In the present study, we used GLAST+/- mice as an animal model of RGC degeneration. This model shows glaucomatous phenotypes such as RGC loss, optic nerve atrophy, and visual impairment while maintaining normal IOP [3,4]. Although the early onset of RGC degeneration in GLAST+/- mice is atypical compared with human glaucoma, it may be an advantage to carry out basic experiments in a short span of time [[3], [4], [5], [6], [7], [8]]. We first examined the effects of lighting environment in GLAST+/- mice and found that RGC degeneration started before 3 weeks old in the Dark/Dark condition. One possibility is that glutamate concentration in the retina was chronically upregulated under the Dark/Dark condition compared with the Light/Dark condition. In C57BL6J mice, the Dark/Dark condition has no effect on retinal development and structure, however, this condition may accelerate RGC degeneration in GLAST+/- mice. For further experiments, we may rear GLAST+/- mice in the Light/Dark condition until 3 weeks old, and then divide them into the Light/Dark and Dark/Dark conditions to examine the effects of the Dark/Dark condition on RGC degeneration in more detail.

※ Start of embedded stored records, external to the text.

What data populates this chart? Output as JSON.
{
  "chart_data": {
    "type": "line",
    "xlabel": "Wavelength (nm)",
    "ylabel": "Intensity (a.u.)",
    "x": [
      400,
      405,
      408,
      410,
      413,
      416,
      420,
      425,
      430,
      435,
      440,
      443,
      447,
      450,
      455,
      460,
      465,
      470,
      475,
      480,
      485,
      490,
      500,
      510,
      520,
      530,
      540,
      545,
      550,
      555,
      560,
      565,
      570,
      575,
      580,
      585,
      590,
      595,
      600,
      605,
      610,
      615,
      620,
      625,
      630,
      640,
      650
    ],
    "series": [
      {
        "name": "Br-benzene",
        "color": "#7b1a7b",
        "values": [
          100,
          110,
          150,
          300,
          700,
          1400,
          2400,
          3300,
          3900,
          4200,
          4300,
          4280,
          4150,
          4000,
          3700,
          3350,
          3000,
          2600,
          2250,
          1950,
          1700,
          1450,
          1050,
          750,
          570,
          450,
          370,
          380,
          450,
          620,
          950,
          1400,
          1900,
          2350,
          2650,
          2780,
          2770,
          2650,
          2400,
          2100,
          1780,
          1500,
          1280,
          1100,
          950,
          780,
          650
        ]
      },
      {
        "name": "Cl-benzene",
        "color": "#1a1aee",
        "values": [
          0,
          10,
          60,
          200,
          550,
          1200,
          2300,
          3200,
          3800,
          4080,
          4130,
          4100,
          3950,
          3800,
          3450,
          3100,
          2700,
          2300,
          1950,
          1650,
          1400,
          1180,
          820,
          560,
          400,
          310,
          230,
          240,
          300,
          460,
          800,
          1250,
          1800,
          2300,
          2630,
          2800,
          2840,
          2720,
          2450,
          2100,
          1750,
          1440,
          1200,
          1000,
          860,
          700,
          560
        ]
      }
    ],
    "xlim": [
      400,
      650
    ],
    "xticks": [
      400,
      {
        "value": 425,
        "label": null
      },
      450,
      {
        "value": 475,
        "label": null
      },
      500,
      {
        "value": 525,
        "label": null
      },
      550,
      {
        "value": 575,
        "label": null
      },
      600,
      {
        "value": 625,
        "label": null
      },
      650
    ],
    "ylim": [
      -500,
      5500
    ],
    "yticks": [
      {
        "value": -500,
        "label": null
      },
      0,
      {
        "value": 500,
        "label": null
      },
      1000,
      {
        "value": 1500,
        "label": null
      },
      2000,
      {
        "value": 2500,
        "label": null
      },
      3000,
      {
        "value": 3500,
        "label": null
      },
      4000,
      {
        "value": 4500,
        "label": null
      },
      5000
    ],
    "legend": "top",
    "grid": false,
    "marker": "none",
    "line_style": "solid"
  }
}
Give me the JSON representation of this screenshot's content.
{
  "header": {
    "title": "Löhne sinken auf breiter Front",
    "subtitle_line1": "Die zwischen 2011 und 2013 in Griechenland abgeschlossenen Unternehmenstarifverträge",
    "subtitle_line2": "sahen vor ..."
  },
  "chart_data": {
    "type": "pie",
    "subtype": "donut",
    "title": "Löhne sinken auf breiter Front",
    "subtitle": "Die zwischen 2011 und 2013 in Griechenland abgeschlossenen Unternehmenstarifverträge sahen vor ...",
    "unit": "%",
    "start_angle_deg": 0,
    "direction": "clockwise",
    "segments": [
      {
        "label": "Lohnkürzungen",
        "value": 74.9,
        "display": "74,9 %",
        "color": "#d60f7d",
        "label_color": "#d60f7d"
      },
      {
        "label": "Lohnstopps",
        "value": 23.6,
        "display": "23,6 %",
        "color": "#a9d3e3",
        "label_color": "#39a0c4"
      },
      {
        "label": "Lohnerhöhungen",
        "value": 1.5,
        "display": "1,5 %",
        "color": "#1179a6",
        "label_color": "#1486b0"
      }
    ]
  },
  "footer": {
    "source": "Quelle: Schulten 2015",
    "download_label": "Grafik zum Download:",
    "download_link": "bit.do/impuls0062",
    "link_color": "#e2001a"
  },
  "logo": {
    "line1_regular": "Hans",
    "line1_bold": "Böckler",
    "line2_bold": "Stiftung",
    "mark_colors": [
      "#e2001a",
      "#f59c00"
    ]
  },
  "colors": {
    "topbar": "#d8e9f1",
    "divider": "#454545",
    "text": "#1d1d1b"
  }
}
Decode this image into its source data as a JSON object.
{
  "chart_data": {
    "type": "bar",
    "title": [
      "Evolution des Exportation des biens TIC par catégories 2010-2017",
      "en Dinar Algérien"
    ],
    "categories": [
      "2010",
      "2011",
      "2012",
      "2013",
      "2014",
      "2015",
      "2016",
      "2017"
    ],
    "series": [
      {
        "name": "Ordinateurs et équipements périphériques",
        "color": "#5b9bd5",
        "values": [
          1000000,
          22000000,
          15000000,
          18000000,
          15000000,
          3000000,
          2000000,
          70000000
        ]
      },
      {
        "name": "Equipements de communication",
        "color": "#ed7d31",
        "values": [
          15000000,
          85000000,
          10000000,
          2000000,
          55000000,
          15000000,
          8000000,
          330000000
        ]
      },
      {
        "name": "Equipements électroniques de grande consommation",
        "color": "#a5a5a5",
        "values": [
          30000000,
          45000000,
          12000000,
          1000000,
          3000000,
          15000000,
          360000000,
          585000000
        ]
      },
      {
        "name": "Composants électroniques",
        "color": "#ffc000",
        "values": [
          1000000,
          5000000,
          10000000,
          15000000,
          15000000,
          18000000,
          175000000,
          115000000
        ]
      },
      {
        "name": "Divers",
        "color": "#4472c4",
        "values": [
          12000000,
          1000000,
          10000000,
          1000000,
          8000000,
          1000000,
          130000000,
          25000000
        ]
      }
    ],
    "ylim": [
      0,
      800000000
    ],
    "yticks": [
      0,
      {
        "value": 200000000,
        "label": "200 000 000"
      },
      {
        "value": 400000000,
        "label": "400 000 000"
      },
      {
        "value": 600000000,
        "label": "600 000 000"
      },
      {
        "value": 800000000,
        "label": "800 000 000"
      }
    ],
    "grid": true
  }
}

We previously examined the glutamate concentration in the vitreous, but it was not increased in GLAST+/- mice [3]. We tried to detect glutamate concentration using magnetic resonance spectroscopy in vivo [18,19], but failed because mouse eyes were too small for the methods. We would like to determine the possibility of increased glutamate levels in the mouse eye in the future experiments. On the other hand, as an alternative approach to show that glutamate availability is involved in RGC loss, we are planning to test the effects of glutamate receptor antagonists on RGC loss in GLAST+/- mice.

One may expect more severe RGC degeneration at 6 and 12 weeks old GLAST+/- mice reared in the Dark/Dark condition compared with the Light/Dark condition, but the extent of the degeneration was similar. In addition, the number of αRGCs was similar between the two groups. In mammals, there are more than 40 different subtypes of RGCs that differ in soma size, morphology, dendrite arborization, and electrophysiological functions [[20], [21], [22], [23], [24]]. We previously reported that αRGCs and intrinsically photosensitive RGCs (ipRGCs) are highly tolerant to glutamate neurotoxicity and survive in GLAST−/− mice [17]. These results suggest that the Dark/Dark condition stimulated early RGC degeneration in GLAST+/- mice, but some RGC subtypes including αRGCs were not affected by darkness after 3 weeks old.

In retinitis pigmentosa and macular degeneration, phototoxic damage may stimulate the process of the disease [[9], [10], [11], [12]]. In addition, visual light may have different effects on mitochondrial function and cell survival in RGCs according to wave length [25]. On the other hand, phototoxicities by continuous light exposure were not induced in rat RGCs after transduction of the optogenetic gene mVChR1 using an adeno-associated virus vector [26]. Our results suggest a possibility that darkness may also affect the time course of RGC degeneration in the case that involves glutamate neurotoxicity in the pathogenesis [8]. For example, some missense mutations in the EAAT1 gene (the human homolog of GLAST) may decrease glutamate uptake into Müller cells and increase the rate of RGC death in glaucoma patients [7,27]. Recent studies have reported that glutamate concentration can be examined in human eyes and visual pathways [18,28,29]. Further studies are required to determine whether lighting environment affects the progression of retinal degeneration including glaucoma.

Declaration of competing interest

The authors declare that they have no known competing financial interests or personal relationships that could have appeared to influence the work reported in this paper.